The year 2020 should have been marked by a further reduction in extreme poverty. But the Covid-19 pandemic has turned everything upside down: between 88 and 115 million additional people will only live on $ 1.90 a day, according to a World Bank report published Wednesday, October 7.
“Poverty reduction suffered its worst setback in decades, after nearly a quarter of a century of steadily declining extreme poverty around the world.”, summarizes the World Bank in this report.

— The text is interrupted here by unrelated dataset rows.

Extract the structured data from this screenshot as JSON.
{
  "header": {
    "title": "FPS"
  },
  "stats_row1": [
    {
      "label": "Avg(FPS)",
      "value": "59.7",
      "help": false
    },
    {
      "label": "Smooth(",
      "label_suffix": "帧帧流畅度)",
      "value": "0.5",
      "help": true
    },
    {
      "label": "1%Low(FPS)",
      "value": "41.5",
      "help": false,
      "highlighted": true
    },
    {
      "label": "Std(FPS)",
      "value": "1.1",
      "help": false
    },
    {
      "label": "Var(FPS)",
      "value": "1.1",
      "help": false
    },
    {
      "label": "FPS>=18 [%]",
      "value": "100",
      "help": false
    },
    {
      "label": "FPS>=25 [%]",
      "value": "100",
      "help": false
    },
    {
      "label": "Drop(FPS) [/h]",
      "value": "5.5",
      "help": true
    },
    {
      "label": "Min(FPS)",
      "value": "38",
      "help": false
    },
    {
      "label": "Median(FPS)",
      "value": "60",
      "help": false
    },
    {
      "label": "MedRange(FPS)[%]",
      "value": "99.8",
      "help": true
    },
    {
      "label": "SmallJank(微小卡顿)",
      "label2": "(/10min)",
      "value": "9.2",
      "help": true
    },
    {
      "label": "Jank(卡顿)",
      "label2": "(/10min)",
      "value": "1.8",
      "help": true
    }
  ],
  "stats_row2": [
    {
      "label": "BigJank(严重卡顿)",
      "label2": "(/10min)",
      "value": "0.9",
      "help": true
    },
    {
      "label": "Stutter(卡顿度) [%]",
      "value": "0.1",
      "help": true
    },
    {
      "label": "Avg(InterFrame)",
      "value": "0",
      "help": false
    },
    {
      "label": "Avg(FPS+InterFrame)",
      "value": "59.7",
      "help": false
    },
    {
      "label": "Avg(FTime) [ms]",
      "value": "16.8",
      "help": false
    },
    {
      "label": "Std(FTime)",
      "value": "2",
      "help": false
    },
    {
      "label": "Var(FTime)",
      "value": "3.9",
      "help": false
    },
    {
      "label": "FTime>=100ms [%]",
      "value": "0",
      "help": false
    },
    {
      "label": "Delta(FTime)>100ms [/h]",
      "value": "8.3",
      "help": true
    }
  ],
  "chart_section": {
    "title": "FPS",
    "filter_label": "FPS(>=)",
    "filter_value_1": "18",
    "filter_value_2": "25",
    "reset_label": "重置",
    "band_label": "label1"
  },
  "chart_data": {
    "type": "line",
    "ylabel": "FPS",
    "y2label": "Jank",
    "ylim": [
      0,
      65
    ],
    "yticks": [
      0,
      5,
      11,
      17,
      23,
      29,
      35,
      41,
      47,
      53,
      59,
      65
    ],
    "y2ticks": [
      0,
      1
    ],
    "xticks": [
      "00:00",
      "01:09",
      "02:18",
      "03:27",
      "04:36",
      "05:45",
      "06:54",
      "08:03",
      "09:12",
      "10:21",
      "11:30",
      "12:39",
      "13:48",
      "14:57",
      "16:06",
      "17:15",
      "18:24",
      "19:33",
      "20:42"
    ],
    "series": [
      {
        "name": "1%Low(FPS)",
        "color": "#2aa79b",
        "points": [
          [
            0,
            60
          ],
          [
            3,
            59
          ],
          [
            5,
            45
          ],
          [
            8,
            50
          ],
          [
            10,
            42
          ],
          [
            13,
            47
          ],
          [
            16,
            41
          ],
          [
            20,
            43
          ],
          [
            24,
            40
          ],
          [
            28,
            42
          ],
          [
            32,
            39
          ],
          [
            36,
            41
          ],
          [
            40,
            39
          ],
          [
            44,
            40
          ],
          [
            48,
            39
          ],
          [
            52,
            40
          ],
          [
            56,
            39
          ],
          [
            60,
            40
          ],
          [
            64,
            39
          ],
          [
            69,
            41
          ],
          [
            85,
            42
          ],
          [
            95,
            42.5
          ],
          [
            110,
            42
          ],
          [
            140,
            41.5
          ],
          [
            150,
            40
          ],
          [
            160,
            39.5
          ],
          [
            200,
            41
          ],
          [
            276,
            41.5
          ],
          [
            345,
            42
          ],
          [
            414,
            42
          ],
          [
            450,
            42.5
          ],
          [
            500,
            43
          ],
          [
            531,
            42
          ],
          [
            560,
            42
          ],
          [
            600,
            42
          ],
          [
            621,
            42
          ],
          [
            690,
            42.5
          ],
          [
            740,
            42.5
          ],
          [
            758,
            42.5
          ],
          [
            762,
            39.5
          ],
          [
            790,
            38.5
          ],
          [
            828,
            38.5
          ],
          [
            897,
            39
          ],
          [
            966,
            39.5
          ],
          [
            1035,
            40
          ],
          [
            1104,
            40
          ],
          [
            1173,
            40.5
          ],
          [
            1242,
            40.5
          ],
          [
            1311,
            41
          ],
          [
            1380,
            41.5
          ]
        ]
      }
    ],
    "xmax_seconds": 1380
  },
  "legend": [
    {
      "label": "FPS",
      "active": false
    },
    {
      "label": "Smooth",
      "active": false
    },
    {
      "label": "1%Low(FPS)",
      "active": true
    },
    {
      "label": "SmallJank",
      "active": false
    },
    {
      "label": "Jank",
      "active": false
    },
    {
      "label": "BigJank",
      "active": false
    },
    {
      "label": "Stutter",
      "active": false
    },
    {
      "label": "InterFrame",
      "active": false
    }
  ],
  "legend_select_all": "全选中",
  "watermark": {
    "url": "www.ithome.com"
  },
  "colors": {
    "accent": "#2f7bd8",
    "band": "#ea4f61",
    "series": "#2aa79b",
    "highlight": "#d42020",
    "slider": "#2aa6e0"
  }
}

The number of people living in extreme poverty is expected to continue to increase to 150 million by 2021. Eight out of ten new poor will be in middle-income countries.
“The new poor are more urban, better educated and less likely to work in agriculture than those who lived in extreme poverty before Covid-19”, also underline the authors of the report, published ahead of the autumn meetings of the World Bank and the International Monetary Fund. They work more in the service sectors, construction or industry, they add.
Almost 10% of the world’s population
Extreme poverty, the threshold of which is set at less than $ 1.90 per day, is expected to affect between 9.1% and 9.4% of the world’s population in 2020. This is ” a flashback “, deplores the Washington institution, specifying that in 2017, the rate rose to 9.2%. Without the global shock caused by the health crisis, this figure should have fallen to 7.9% this year.
The report shows that a large part of “New poor” will be concentrated in countries that already had high poverty rates. Sub-Saharan Africa is “A region which should now be home to around a third of the people newly impoverished by the Covid-19”, he continues.
While city dwellers are increasingly affected, the poor remain mostly rural, young and undereducated:
“Four in five people living below the international poverty line reside in rural areas, although the rural population is only 48%. “
In 2018, half of the poor were children under the age of 15, although only a quarter of the world’s population. Women were over-represented.
The effects of the climate crisis and conflicts
If the pandemic is largely responsible for the sudden reversal of the trend, progress in poverty reduction had already stalled before the current recession, however, explain the authors, including economist Samuel Freije-Rodriguez and sociologist Michael Woolcock.
With their teams, they compiled data recorded between 2015 and 2017 which shows that 52 million people were able to lift themselves out of poverty, marking a slowdown in the reduction of poverty.
“Three converging forces are at the origin of this increase in global poverty and which threatens to extend its effects into the distant future: Covid-19, armed conflicts and climate change”, explained for his part the President of the World Bank, David Malpass in the foreword of the report.
New estimates indicate, for example, that up to 132 million people could fall into poverty by 2030, due to the multiple effects of climate.